- 1972 Theatrical Poster
- Directed by: Philip Kaufman
- Written by: Philip Kaufman
- Produced by: Jennings Lang
- Starring: Cliff Robertson
- Narrated by: Paul Frees
- Cinematography: Bruce Surtees
- Edited by: Douglas Stewart
- Music by: Dave Grusin
- Color process: Technicolor
- Production companies: Robertson and Associates
- Distributed by: Universal Pictures
- Release dates: April 28, 1972 (Los Angeles); June 14, 1972 (United States);
- Running time: 91 minutes
- Country: United States
- Language: English

= The Great Northfield, Minnesota Raid =

1972 film

The Great Northfield, Minnesota Raid is a 1972 American Western film about the James-Younger Gang. Distributed by Universal Pictures, it was written and directed by Philip Kaufman in a cinéma vérité style and stars Cliff Robertson. The film purports to recreate the James-Younger Gang's most infamous escapade, the September 7, 1876 robbery of "the biggest bank west of the Mississippi", in Northfield, Minnesota.

==Plot==
In the mid-1870s, outlaws Jesse James, Cole Younger and their brothers are granted amnesty by the Missouri legislature, sympathetic to the troubles created for all citizens by the American Civil War. The bankers victimized by the James and Younger gangs are vehemently opposed to this action and hire a Pinkerton agent to follow the outlaws' every move.
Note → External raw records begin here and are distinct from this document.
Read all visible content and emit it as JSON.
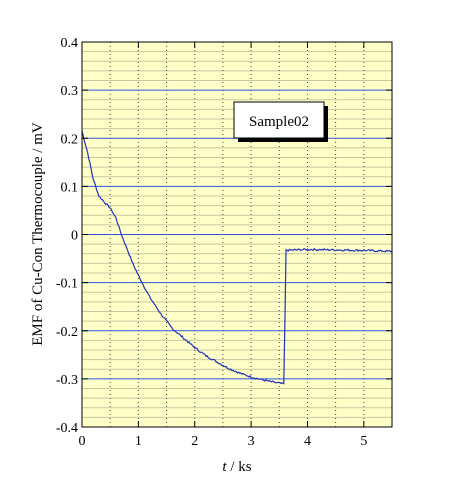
{
  "chart_data": {
    "type": "line",
    "title": "",
    "xlabel_var": "t",
    "xlabel_sep": "/",
    "xlabel_unit": "ks",
    "ylabel": "EMF of Cu-Con Thermocouple / mV",
    "xlim": [
      0,
      5.5
    ],
    "ylim": [
      -0.4,
      0.4
    ],
    "xticks": [
      "0",
      "1",
      "2",
      "3",
      "4",
      "5"
    ],
    "yticks": [
      "-0.4",
      "-0.3",
      "-0.2",
      "-0.1",
      "0",
      "0.1",
      "0.2",
      "0.3",
      "0.4"
    ],
    "grid": true,
    "legend_position": "top-right",
    "series": [
      {
        "name": "Sample02",
        "x": [
          0,
          0.1,
          0.2,
          0.3,
          0.4,
          0.5,
          0.6,
          0.7,
          0.8,
          0.9,
          1.0,
          1.2,
          1.4,
          1.6,
          1.8,
          2.0,
          2.2,
          2.4,
          2.6,
          2.8,
          3.0,
          3.2,
          3.4,
          3.55,
          3.58,
          3.6,
          3.62,
          3.8,
          4.0,
          4.5,
          5.0,
          5.5
        ],
        "values": [
          0.215,
          0.17,
          0.115,
          0.08,
          0.067,
          0.055,
          0.035,
          0.0,
          -0.03,
          -0.06,
          -0.085,
          -0.13,
          -0.165,
          -0.195,
          -0.215,
          -0.235,
          -0.252,
          -0.265,
          -0.278,
          -0.288,
          -0.296,
          -0.302,
          -0.307,
          -0.31,
          -0.31,
          -0.18,
          -0.033,
          -0.032,
          -0.031,
          -0.032,
          -0.033,
          -0.035
        ],
        "color": "#2233bb"
      }
    ]
  },
  "colors": {
    "background": "#ffffc8",
    "major_grid": "#3355dd",
    "minor_grid": "#c8c8a0",
    "vertical_grid": "#444444",
    "line": "#2233bb"
  }
}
Younger has put aside plans to rob a bank in Northfield, Minnesota, said to be the largest west of the Mississippi River. The job appeals, however, to Jesse and Frank James, who have no intention of changing the way they make a living.

Cole is ambushed by Pinkerton's agents, who use a prostitute as bait. After the bankers succeed in having the amnesty overturned by bribing the speaker of the house, Cole travels by train to Minnesota to check out the bank.

Once there, Cole discovers that townspeople are unwilling to deposit their money in the bank owing to concerns over its safety from thieves. Jesse, Frank, and their men arrive on horseback and, together with Cole, persuade the locals that a gold shipment is on its way to the bank because it is supposed to be the safest possible place for it.

Once the citizens have banked their money, the robbery begins. Many things go wrong, though, including one outlaw being locked inside a vault, and two members of the gang are killed by the townspeople.
Teller Heywood, having discovered the "gold shipment" is bags of rocks, assumes Wilcox is part of the robbery and refuses to open the time-lock vault. The gang shoots Heywood dead and brutally beats Wilcox. In the street, local derelict Gustavson begins gibbering uncontrollably and the panicky gang lookouts shoot him dead, alerting the townspeople. Cole Younger and his men flee to a nearby farm, but a posse tracks and apprehends them, mostly due to Cole's refusal to abandon his wounded brother Bob. The James brothers get away. When Jesse mentions to Frank his intention to permit Bob Ford to join the gang back in Missouri, his fate is sealed.

==Cast==

- Cliff Robertson as Cole Younger
- Robert Duvall as Jesse James
- Luke Askew as Jim Younger
- R. G. Armstrong as Clell Miller
- Dana Elcar as Allen
- Donald Moffat as Manning
- John Pearce as Frank James
- Matt Clark as Bob Younger
- Wayne Sutherlin as Charley Pitts
- Robert H. Harris as Wilcox
- Jack Manning as Heywood
- Elisha Cook Jr. as Bunker
- Royal Dano as Gustavson
- Mary-Robin Redd as Kate
- William Callaway as Callipist
- Arthur Peterson as Jefferson Jones
- Craig Curtis as Chadwell
- Barry Brown as Henry Wheeler
- Nellie Burt as Doll Woman
- Liam Dunn as Drummer
- Madeleine Taylor Holmes as Granny Woman
- Herbert Nelson as Chief Detective
- Erik Holland as Sheriff
- Anne Barton as Clell's Wife
- Marjorie Durant as Maybelle
- Inger Stratton as Singing Whore
- Valda Hansen as Nude Girl
- Paul Frees as Narrator (uncredited)

==Production==
The film was shot in Jacksonville, Oregon.